La terza sensibilità, manco a dirlo, è quella del sionismo religioso, che rappresenta circa il 10 per cento della società israeliana, ma che ha implementato la propria influenza grazie al patto satanico stipulato con Netanyahu. Ci fu un tempo in cui l’ideologia sionista-religiosa rappresentava un braccio teso verso la componente laica ebraica. Basti vedere il grandissimo tentativo di sintesi fra vecchio Yishuv (il primo insediamento ebraico in Palestina risalente alla notte dei tempi) e nuovo Yishuv (l’insediamento derivato dalle spedizioni dei chalutzim, pionieri laicissimi, nei primi del ‘900) condotto dal suo fondatore Rav Avraham Yitzhaq HaCohen Kook. Per me la mano tesa di Rav Kook rifiutata dal mondo laico e dal mondo charedì (la componente religiosa non sionista che oggi fa traballare il governo per la legge sulla leva militare) resta un’occasione sprecata, di cui ancora oggi lo Stato sconta le conseguenze.
L’ideologia sionista-religiosa vira nel ’67, con un famoso discorso del figlio ed erede spirituale di Rav Kook, Zvi. Rivolgendosi agli abitanti dei nuovi insediamenti, Zvi Kook li arringò decretando l’impossibilità di cedere una terra che appartiene a Dio stesso. Teoria speculare a quella dei movimenti messianici musulmani. Da qui partì un vero e proprio progetto espansionistico, alimentato da tutto ciò che offriva il contesto, compreso il carovita delle città israeliane che suggeriva di trasferirsi in Cisgiordania. Si dice che Sharon, dopo lo sgombero da Gaza, avesse in mente un piano di evacuazione anche per i coloni della West Bank, influenzato dalle teorie del demografo italo-israeliano Sergio Della Pergola, per cui sarebbe stato impossibile in una grande Israele mantenere carattere ebraico e democratico insieme.

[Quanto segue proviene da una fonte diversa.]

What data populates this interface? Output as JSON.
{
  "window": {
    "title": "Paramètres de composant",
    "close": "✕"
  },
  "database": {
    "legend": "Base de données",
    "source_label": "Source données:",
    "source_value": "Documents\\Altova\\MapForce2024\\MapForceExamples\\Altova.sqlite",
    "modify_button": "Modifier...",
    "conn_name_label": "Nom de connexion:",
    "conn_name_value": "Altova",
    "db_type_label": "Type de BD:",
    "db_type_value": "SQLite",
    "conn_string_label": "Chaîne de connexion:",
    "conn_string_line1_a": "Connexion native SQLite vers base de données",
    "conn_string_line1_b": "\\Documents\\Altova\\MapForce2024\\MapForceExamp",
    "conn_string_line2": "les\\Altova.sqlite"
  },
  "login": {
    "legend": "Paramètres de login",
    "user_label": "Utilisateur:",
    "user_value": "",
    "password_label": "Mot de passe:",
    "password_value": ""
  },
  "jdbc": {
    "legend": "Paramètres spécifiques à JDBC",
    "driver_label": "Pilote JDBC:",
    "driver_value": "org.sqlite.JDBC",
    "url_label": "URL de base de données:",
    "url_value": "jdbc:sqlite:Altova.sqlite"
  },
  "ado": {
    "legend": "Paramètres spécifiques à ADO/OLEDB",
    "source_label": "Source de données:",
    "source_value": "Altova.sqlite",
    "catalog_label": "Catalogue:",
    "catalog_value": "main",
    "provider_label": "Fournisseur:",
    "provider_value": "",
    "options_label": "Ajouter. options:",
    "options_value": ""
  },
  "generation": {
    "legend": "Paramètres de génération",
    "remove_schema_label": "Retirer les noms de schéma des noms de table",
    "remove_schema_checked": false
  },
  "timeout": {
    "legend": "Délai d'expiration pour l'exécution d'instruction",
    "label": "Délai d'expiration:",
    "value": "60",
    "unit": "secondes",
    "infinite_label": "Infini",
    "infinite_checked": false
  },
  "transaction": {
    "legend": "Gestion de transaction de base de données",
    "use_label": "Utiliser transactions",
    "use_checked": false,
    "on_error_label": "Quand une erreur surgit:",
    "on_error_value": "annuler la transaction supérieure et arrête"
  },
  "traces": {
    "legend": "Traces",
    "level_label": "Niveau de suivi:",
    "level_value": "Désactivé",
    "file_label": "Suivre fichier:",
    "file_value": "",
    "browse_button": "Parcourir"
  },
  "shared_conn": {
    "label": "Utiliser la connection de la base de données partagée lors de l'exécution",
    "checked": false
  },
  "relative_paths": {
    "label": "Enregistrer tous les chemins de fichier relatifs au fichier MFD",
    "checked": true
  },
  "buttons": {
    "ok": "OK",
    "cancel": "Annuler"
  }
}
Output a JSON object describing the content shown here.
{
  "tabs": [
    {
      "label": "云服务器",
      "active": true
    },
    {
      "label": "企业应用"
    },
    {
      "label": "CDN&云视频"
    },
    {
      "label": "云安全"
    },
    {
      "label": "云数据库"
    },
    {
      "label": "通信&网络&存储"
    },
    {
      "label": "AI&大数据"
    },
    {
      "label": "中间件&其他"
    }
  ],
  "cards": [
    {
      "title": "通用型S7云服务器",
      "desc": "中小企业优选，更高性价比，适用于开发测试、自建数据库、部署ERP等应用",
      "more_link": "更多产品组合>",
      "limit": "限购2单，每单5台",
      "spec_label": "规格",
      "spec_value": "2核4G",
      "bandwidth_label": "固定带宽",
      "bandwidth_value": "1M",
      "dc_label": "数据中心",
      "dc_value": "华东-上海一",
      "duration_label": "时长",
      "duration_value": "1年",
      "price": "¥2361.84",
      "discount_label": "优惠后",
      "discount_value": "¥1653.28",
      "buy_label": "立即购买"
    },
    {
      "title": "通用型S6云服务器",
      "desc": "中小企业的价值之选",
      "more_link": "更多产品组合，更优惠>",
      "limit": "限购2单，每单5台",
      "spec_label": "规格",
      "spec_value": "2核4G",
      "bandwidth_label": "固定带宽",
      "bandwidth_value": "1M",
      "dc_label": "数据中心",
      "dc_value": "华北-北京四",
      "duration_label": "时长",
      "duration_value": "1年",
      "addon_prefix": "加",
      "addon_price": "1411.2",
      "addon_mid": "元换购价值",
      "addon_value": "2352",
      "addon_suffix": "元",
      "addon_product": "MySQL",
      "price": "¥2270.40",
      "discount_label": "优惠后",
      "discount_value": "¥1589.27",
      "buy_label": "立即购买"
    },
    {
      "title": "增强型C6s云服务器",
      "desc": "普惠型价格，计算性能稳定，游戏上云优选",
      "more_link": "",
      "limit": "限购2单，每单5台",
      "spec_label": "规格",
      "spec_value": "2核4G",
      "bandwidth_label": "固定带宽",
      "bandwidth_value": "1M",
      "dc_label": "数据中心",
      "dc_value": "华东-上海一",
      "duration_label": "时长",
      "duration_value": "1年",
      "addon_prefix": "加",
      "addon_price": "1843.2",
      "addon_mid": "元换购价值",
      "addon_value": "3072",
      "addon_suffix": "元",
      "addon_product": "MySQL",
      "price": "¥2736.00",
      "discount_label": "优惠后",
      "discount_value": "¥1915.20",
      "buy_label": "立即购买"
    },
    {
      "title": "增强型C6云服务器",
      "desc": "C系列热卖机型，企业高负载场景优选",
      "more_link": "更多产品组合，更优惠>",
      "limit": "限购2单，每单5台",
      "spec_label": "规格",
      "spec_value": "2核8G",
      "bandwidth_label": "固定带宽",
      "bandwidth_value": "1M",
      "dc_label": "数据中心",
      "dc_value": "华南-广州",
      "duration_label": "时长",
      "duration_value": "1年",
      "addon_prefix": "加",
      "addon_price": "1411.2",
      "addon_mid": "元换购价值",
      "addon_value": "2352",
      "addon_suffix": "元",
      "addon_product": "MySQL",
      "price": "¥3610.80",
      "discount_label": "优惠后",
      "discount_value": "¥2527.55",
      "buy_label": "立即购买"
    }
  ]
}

Fatto sta che la sua morte e la terribile seconda intifada scandita da una serie infinita di attacchi kamikaze hanno aperto la strada al regno di Bibi, che ha trasformato il Likud in un partito personale. In tutto questo, l’opposizione è scomparsa col tramonto del Partito laburista, condannato dal no di Arafat al piano Barak del 2000. Finché non comparirà un nuovo leader capace di affrontare il tema dei confini dello Stato si andrà avanti per violenze reciproche fino ad un conflitto più ampio, col rischio che la cosiddetta Terrasanta si tramuti nei Balcani del 2000. Sempre che Israele non cada a causa dello sinat chinam, l’odio gratuito interno che già porto alla fine del Secondo Tempio.